A 10-year-old child died in Busan after 12 hospitals refused emergency treatment over an 80-minute period, exposing the deadly consequences of South Korea's escalating medical workforce crisis.
The child, who suffered cardiac arrest, was transported by ambulance beginning at approximately 7:30 PM on a recent evening, according to local media reports. Paramedics contacted hospital after hospital, only to face repeated rejections as emergency rooms cited capacity constraints, staffing shortages, and liability concerns. By the time a facility finally accepted the patient, more than an hour had elapsed—time that proved fatal.
The tragedy has ignited public outrage and renewed scrutiny of what Koreans call 응급실 핑퐁 ("ER ping-pong")—the practice of emergency patients being shuttled between hospitals that refuse to admit them. The phenomenon has intensified dramatically since thousands of resident doctors walked off the job last year to protest government plans to expand medical school enrollment.
While the doctor strikes have formally ended, their legacy persists in understaffed emergency departments, overwhelmed intensive care units, and a pervasive culture of defensive medicine in which hospitals reject high-risk patients to avoid legal liability. South Korea's medical malpractice litigation environment—among the most contentious in developed Asia—has made emergency departments particularly risk-averse.
Health Minister Cho Kyoo-hong acknowledged the systemic failures in a statement following the incident, promising an investigation into why multiple hospitals rejected the child. "This should never have happened," Cho stated. "We are examining whether hospitals violated their legal obligation to provide emergency care."
Yet legal obligations and operational reality have diverged sharply in Korea's healthcare system. Emergency rooms nationwide report chronic understaffing, with many departments operating at 60-70% of required physician levels. The government's push to increase medical school admissions by 2,000 seats annually—intended to address long-term workforce shortages—triggered the resident doctor exodus that exacerbated immediate capacity problems.
The Busan case follows a pattern of high-profile medical access tragedies.
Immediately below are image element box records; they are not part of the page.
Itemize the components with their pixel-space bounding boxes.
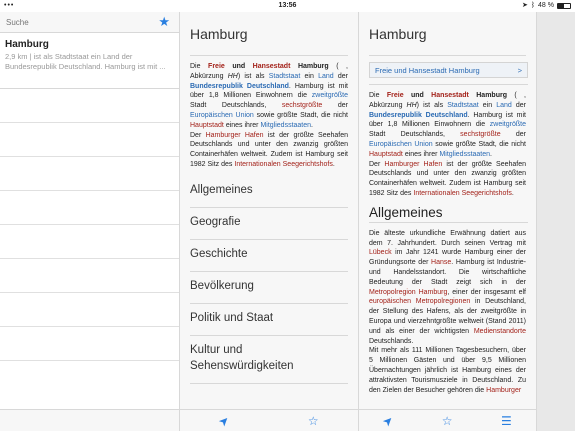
link-zweitgroesste[interactable]: zweitgrößte (311, 92, 348, 100)
intro-text: ( , Abkürzung (190, 63, 348, 80)
intro-text: und (410, 92, 424, 99)
empty-row (0, 225, 179, 259)
link-freie[interactable]: Freie (208, 63, 225, 70)
intro-text: ( , Abkürzung (369, 92, 526, 109)
heading-allgemeines: Allgemeines (369, 199, 528, 223)
intro-text: Stadt Deutschlands, (190, 102, 267, 110)
intro-text: Stadt Deutschlands, (369, 131, 445, 139)
section-geschichte[interactable]: Geschichte (190, 240, 348, 272)
body-text: in Deutschland, der Stellung des Hafens, als der zweitgrößte in Europa und vierzehntgrößte weltweit (Stand 2011) und als einer der wichtigsten (369, 298, 526, 335)
empty-row (0, 191, 179, 225)
intro-text: der (515, 131, 526, 139)
detail-column (359, 12, 537, 431)
intro-text: Die (190, 63, 201, 70)
search-bottom-bar (0, 409, 179, 431)
intro-text: sowie größte Stadt, die nicht (435, 140, 526, 148)
body-text: Deutschlands. (369, 337, 414, 345)
link-land[interactable]: Land (318, 72, 334, 80)
intro-text: ) ist als (237, 72, 265, 80)
link-mitgliedsstaaten[interactable]: Mitgliedsstaaten (439, 150, 491, 158)
search-column (0, 12, 180, 431)
bluetooth-icon: ᛒ (530, 2, 536, 9)
intro-text: der (337, 102, 348, 110)
body-text: , einer der insgesamt elf (447, 288, 526, 296)
intro-text: ist der größte Seehafen Deutschlands und unter den zwanzig größten Containerhäfen weltweit. Zudem ist Hamburg seit 1982 Sitz des (369, 160, 527, 197)
link-eu[interactable]: Europäischen Union (369, 140, 433, 148)
link-sechstgroesste[interactable]: sechstgrößte (281, 102, 323, 110)
link-brd[interactable]: Bundesrepublik Deutschland (369, 111, 468, 119)
list-icon[interactable]: ☰ (501, 413, 512, 428)
status-time: 13:56 (278, 2, 297, 9)
star-icon[interactable]: ☆ (307, 413, 319, 428)
link-brd[interactable]: Bundesrepublik Deutschland (190, 82, 289, 90)
location-arrow-icon[interactable]: ➤ (379, 411, 397, 430)
chevron-right-icon: > (517, 65, 522, 75)
link-medienstandorte[interactable]: Medienstandorte (473, 327, 526, 335)
section-kultur[interactable]: Kultur und Sehenswürdigkeiten (190, 336, 348, 384)
location-arrow-icon: ➤ (521, 2, 528, 9)
body-text: Mit mehr als 111 Millionen Tagesbesuchern, über 5 Millionen Gästen und über 9,5 Millionen Übernachtungen jährlich ist Hamburg eines der attraktivsten Tourismusziele in Deutschland. Zu den Zielen der Besucher gehören die (369, 347, 526, 394)
article-intro (180, 56, 358, 170)
intro-text: der (337, 72, 348, 80)
link-hamburger[interactable]: Hamburger (486, 386, 522, 394)
link-hauptstadt[interactable]: Hauptstadt (190, 121, 224, 129)
link-land[interactable]: Land (496, 101, 512, 109)
battery-fill (558, 4, 564, 8)
section-geografie[interactable]: Geografie (190, 208, 348, 240)
link-hansestadt[interactable]: Hansestadt (252, 63, 291, 70)
empty-row (0, 293, 179, 327)
intro-text: . (311, 121, 313, 129)
link-seegerichtshof[interactable]: Internationalen Seegerichtshofs (413, 189, 512, 197)
link-zweitgroesste[interactable]: zweitgrößte (489, 121, 526, 129)
intro-text: Der (369, 160, 381, 168)
intro-bold-hamburg: Hamburg (297, 63, 329, 70)
intro-text: der (515, 101, 526, 109)
intro-text: . (511, 189, 514, 197)
intro-text: ein (304, 72, 314, 80)
body-text: . Hamburg ist Industrie- und Handelsstandort. Die wirtschaftliche Bedeutung der Stadt zeigt sich in der (369, 259, 526, 286)
intro-abbr: HH (406, 101, 417, 109)
empty-row (0, 157, 179, 191)
battery-text: 48 % (538, 2, 554, 9)
location-arrow-icon[interactable]: ➤ (215, 411, 233, 430)
empty-row (0, 123, 179, 157)
intro-abbr: HH (227, 72, 238, 80)
section-list (180, 176, 358, 384)
detail-intro (359, 85, 536, 199)
link-sechstgroesste[interactable]: sechstgrößte (460, 131, 501, 139)
allgemeines-text (359, 223, 536, 396)
link-seegerichtshof[interactable]: Internationalen Seegerichtshofs (234, 160, 333, 168)
intro-text: Die (369, 92, 380, 99)
article-title: Hamburg (190, 12, 348, 56)
toc-label: Freie und Hansestadt Hamburg (375, 65, 480, 75)
intro-text: Der (190, 131, 202, 139)
article-column (180, 12, 359, 431)
body-text: im Jahr 1241 wurde Hamburg einer der Gründungsorte der (369, 249, 526, 267)
intro-text: . Hamburg ist mit über 1,8 Millionen Einwohnern die (190, 82, 348, 100)
intro-text: eines ihrer (225, 121, 259, 129)
toc-link[interactable] (369, 62, 528, 78)
link-eu[interactable]: Europäischen Union (190, 111, 254, 119)
link-hauptstadt[interactable]: Hauptstadt (369, 150, 403, 158)
favorites-star-icon[interactable]: ★ (158, 14, 170, 29)
empty-row (0, 327, 179, 361)
search-input[interactable] (0, 13, 150, 33)
intro-bold-hamburg: Hamburg (476, 92, 507, 99)
link-hansestadt[interactable]: Hansestadt (431, 92, 469, 99)
intro-text: sowie größte Stadt, die nicht (256, 111, 349, 119)
link-hafen[interactable]: Hamburger Hafen (205, 131, 264, 139)
signal-indicator: ••• (4, 2, 15, 9)
intro-text: ) ist als (416, 101, 444, 109)
link-stadtstaat[interactable]: Stadtstaat (268, 72, 301, 80)
link-hanse[interactable]: Hanse (431, 259, 452, 267)
intro-text: ein (482, 101, 493, 109)
link-luebeck[interactable]: Lübeck (369, 249, 392, 257)
article-toolbar (180, 409, 358, 431)
section-allgemeines[interactable]: Allgemeines (190, 176, 348, 208)
intro-text: ist der größte Seehafen Deutschlands und unter den zwanzig größten Containerhäfen weltweit. Zudem ist Hamburg seit 1982 Sitz des (190, 131, 348, 168)
link-mitgliedsstaaten[interactable]: Mitgliedsstaaten (260, 121, 312, 129)
intro-text: . (332, 160, 335, 168)
result-title: Hamburg (5, 39, 49, 50)
intro-text: eines ihrer (404, 150, 438, 158)
status-right (522, 0, 571, 12)
link-stadtstaat[interactable]: Stadtstaat (447, 101, 479, 109)
detail-toolbar (359, 409, 536, 431)
empty-row (0, 89, 179, 123)
result-subtitle: 2,9 km | ist als Stadtstaat ein Land der Bundesrepublik Deutschland. Hamburg ist mit ... (5, 52, 166, 71)
body-text: Die älteste urkundliche Erwähnung datiert aus dem 7. Jahrhundert. Durch seinen Vertrag mit (369, 229, 526, 247)
link-eu-metropolregionen[interactable]: europäischen Metropolregionen (369, 298, 471, 306)
empty-row (0, 259, 179, 293)
intro-text: . (490, 150, 492, 158)
link-hafen[interactable]: Hamburger Hafen (384, 160, 443, 168)
search-result-hamburg[interactable] (0, 33, 179, 89)
battery-icon (557, 3, 571, 9)
section-politik[interactable]: Politik und Staat (190, 304, 348, 336)
intro-text: . Hamburg ist mit über 1,8 Millionen Einwohnern die (369, 111, 526, 129)
intro-text: und (232, 63, 246, 70)
link-metropolregion[interactable]: Metropolregion Hamburg (369, 288, 448, 296)
status-bar (0, 0, 575, 12)
star-icon[interactable]: ☆ (441, 413, 453, 428)
section-bevoelkerung[interactable]: Bevölkerung (190, 272, 348, 304)
detail-title: Hamburg (369, 12, 526, 56)
link-freie[interactable]: Freie (386, 92, 404, 99)
search-bar (0, 12, 179, 33)
side-panel (537, 12, 575, 431)
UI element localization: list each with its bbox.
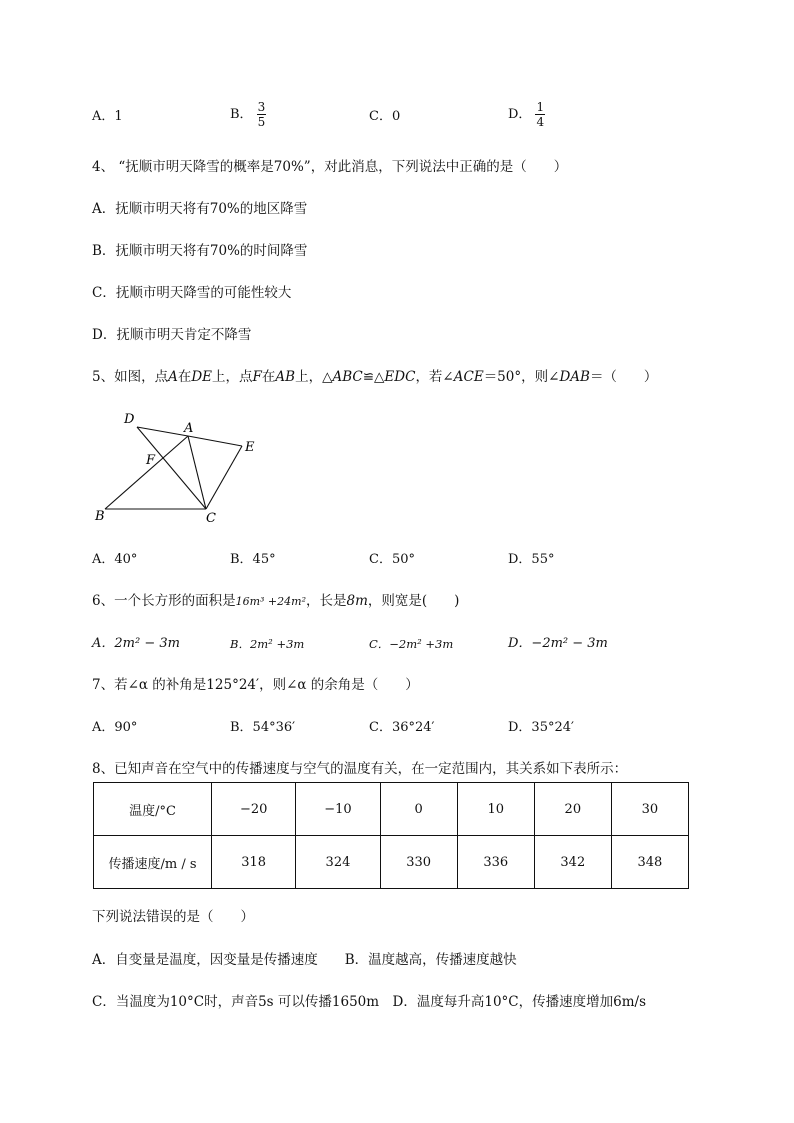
q6-stem-part1: 6、一个长方形的面积是 (92, 593, 236, 609)
q3-option-c (369, 108, 400, 126)
table-cell: −20 (212, 783, 296, 836)
q3-option-b-numerator: 3 (257, 100, 266, 114)
q5-segment-ab: AB (275, 369, 296, 385)
q4-option-d: D．抚顺市明天肯定不降雪 (92, 327, 252, 343)
q5-stem-part1: 5、如图，点 (92, 369, 169, 385)
table-cell: 336 (457, 836, 534, 889)
table-header-temperature: 温度/°C (94, 783, 212, 836)
q5-stem-part9: ＝（ ） (589, 369, 658, 385)
q5-stem-part6: ≌△ (362, 369, 385, 385)
table-cell: 20 (534, 783, 611, 836)
q6-option-d: D．−2m² − 3m (508, 636, 608, 651)
q3-option-d-label: D． (508, 107, 532, 122)
table-cell: 318 (212, 836, 296, 889)
label-b: B (95, 509, 105, 524)
q3-option-b-denominator: 5 (257, 115, 266, 129)
table-cell: −10 (296, 783, 380, 836)
label-e: E (245, 440, 255, 455)
q5-stem (92, 368, 657, 386)
q3-option-d (508, 100, 545, 129)
q6-length-expression: 8m (346, 593, 368, 609)
table-cell: 30 (611, 783, 688, 836)
q3-option-b-label: B． (230, 107, 253, 122)
segment-ec (206, 446, 242, 509)
q6-option-b: B．2m² +3m (230, 637, 305, 651)
q3-option-d-denominator: 4 (536, 115, 545, 129)
q5-angle-ace: ACE (453, 369, 484, 385)
q3-option-c-value: 0 (391, 109, 401, 124)
q4-stem: 4、 “抚顺市明天降雪的概率是70%”，对此消息，下列说法中正确的是（ ） (92, 159, 568, 175)
q7-option-b: B．54°36′ (230, 720, 296, 735)
q8-options-cd: C．当温度为10°C时，声音5s 可以传播1650m D．温度每升高10°C，传播速度增加6m/s (92, 994, 647, 1010)
q8-options-ab: A．自变量是温度，因变量是传播速度 B．温度越高，传播速度越快 (92, 952, 517, 968)
table-cell: 0 (380, 783, 457, 836)
table-row-temperature (94, 783, 689, 836)
q5-point-f: F (252, 369, 262, 385)
q5-stem-part4: 在 (261, 369, 276, 385)
table-cell: 342 (534, 836, 611, 889)
table-cell: 348 (611, 836, 688, 889)
segment-da (137, 427, 188, 436)
q5-option-d: D．55° (508, 552, 555, 567)
q6-stem-part2: ，长是 (305, 593, 347, 609)
q5-geometry-figure (90, 405, 270, 530)
label-f: F (146, 453, 156, 468)
q6-option-a: A．2m² − 3m (92, 636, 180, 651)
table-row-speed (94, 836, 689, 889)
q5-triangle-edc: EDC (384, 369, 416, 385)
q5-angle-dab: DAB (559, 369, 590, 385)
table-cell: 10 (457, 783, 534, 836)
q3-option-d-fraction (535, 100, 545, 129)
q6-stem (92, 592, 459, 611)
q4-option-a: A．抚顺市明天将有70%的地区降雪 (92, 201, 308, 217)
segment-ae (188, 436, 242, 446)
q5-stem-part2: 在 (177, 369, 192, 385)
q7-option-a: A．90° (92, 720, 138, 735)
q6-area-expression: 16m³ +24m² (235, 595, 306, 608)
q3-option-a-label: A． (92, 109, 115, 124)
q5-stem-part3: 上，点 (212, 369, 253, 385)
q3-option-c-label: C． (369, 109, 392, 124)
q3-option-a-value: 1 (114, 109, 123, 124)
table-cell: 324 (296, 836, 380, 889)
table-header-speed: 传播速度/m / s (94, 836, 212, 889)
q6-stem-part3: ，则宽是( ) (367, 593, 460, 609)
q5-option-c: C．50° (369, 552, 415, 567)
q3-option-b-fraction (257, 100, 267, 129)
q6-option-c: C．−2m² +3m (369, 637, 454, 651)
q7-option-d: D．35°24′ (508, 720, 574, 735)
q5-stem-part5: 上，△ (295, 369, 333, 385)
label-d: D (124, 412, 135, 427)
q8-stem: 8、已知声音在空气中的传播速度与空气的温度有关，在一定范围内，其关系如下表所示： (92, 761, 628, 777)
q3-option-d-numerator: 1 (536, 100, 545, 114)
q7-stem: 7、若∠α 的补角是125°24′，则∠α 的余角是（ ） (92, 677, 419, 693)
q5-stem-part8: ＝50°，则∠ (483, 369, 560, 385)
q3-option-b (230, 100, 266, 129)
q4-option-c: C．抚顺市明天降雪的可能性较大 (92, 285, 292, 301)
q7-option-c: C．36°24′ (369, 720, 435, 735)
q5-stem-part7: ，若∠ (415, 369, 454, 385)
q5-segment-de: DE (191, 369, 213, 385)
q5-point-a: A (168, 369, 178, 385)
q3-option-a (92, 108, 123, 126)
label-c: C (206, 511, 216, 526)
label-a: A (184, 421, 194, 436)
q8-question: 下列说法错误的是（ ） (92, 909, 254, 925)
q4-option-b: B．抚顺市明天将有70%的时间降雪 (92, 243, 308, 259)
q5-option-a: A．40° (92, 552, 138, 567)
q5-option-b: B．45° (230, 552, 276, 567)
table-cell: 330 (380, 836, 457, 889)
q5-triangle-abc: ABC (332, 369, 363, 385)
q8-speed-table (93, 782, 689, 889)
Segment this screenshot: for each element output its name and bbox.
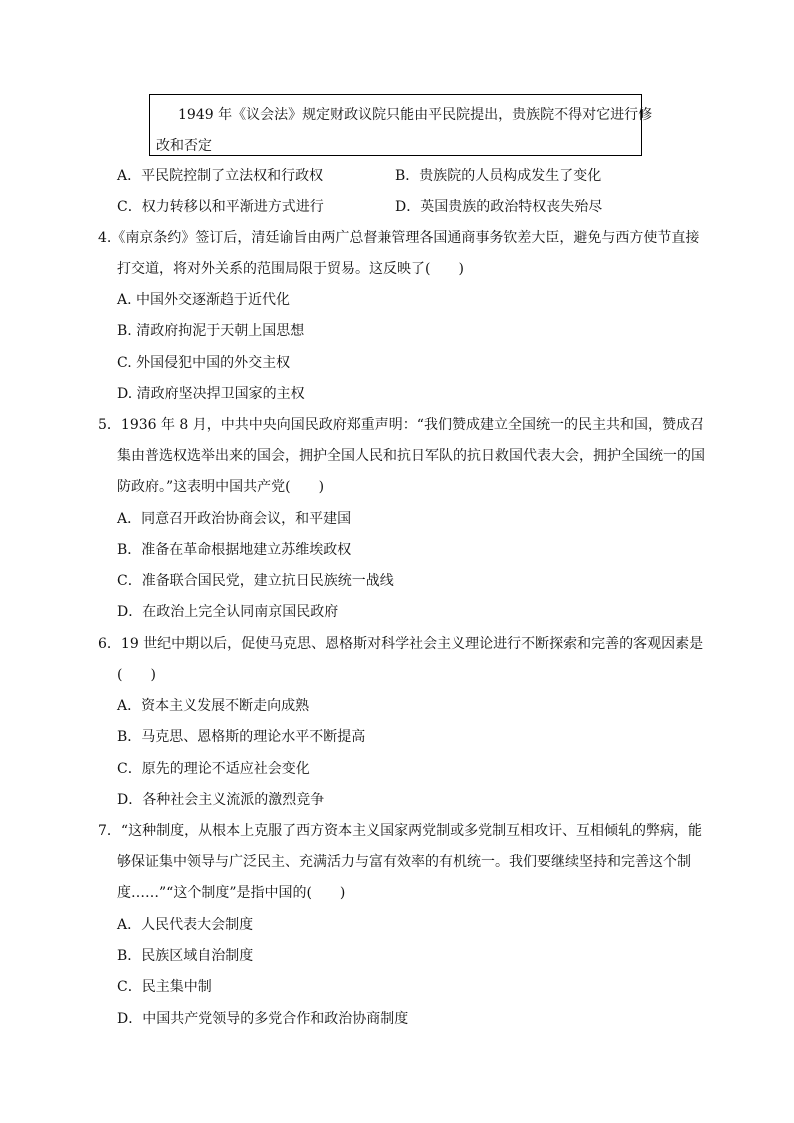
q3-option-d: D．英国贵族的政治特权丧失殆尽 — [395, 199, 603, 215]
q7-stem-cont: 够保证集中领导与广泛民主、充满活力与富有效率的有机统一。我们要继续坚持和完善这个制 — [117, 854, 691, 870]
q5-stem-cont: 集由普选权选举出来的国会，拥护全国人民和抗日军队的抗日救国代表大会，拥护全国统一的国 — [117, 448, 705, 464]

Last year, a pregnant woman in Seoul was rejected by nine hospitals before finally receiving care; both she and her baby survived, but the case sparked national debate about emergency care standards. In another incident, a stroke patient died after being rejected by seven hospitals in the Gyeonggi Province.
Public health experts warn that the crisis extends beyond individual tragedies. Emergency department rejection rates have climbed steadily, with data from the National Fire Agency showing that ambulances now spend an average of 12 minutes longer finding accepting hospitals compared to two years ago—a delay that can prove decisive in cardiac, stroke, and trauma cases.
"What we're seeing is a system under profound stress," said Dr. Kim Yoon-soo, an emergency medicine specialist at Seoul National University Hospital. "Hospitals are making risk calculations in real time—do we have the staff, the ICU beds, the specialists on call to handle this patient? When the answer is uncertain, the legal and financial risks of accepting the patient can outweigh the humanitarian imperative."
The defensive posture reflects Korea's unique medico-legal environment. Unlike neighboring Japan, where medical malpractice litigation remains relatively rare, South Korea has seen explosive growth in medical lawsuits over the past two decades. Emergency departments—where split-second decisions are made under chaotic conditions—face particularly high exposure.
The government has proposed reforms including expanding legal protections for emergency physicians, increasing emergency care reimbursement rates, and fast-tracking medical school expansion. But these measures will take years to meaningfully impact frontline capacity, while the immediate crisis continues to claim lives.
Opposition lawmakers have called for emergency legislation to impose mandatory acceptance requirements on hospitals with functioning emergency departments, coupled with financial penalties for unjustified rejections. The ruling People Power Party has resisted such measures, arguing they could drive more hospitals to close emergency departments entirely rather than face liability exposure.
In Korea, as across dynamic Asian economies, cultural exports and technological leadership reshape global perceptions—even as security tensions persist. Yet the Busan tragedy reveals how domestic policy failures can have consequences as devastating as any external threat. A healthcare system that powered Korea's transformation into a wealthy nation now struggles to provide the most basic emergency care to its children.
The 10-year-old's death has become a rallying cry for reform advocates who argue that Korea's medical workforce crisis requires urgent government intervention. As one Busan resident posted on social media: "We can build the world's best semiconductors and dominate K-pop globally, but we can't save a child having a heart attack. What kind of country have we become?"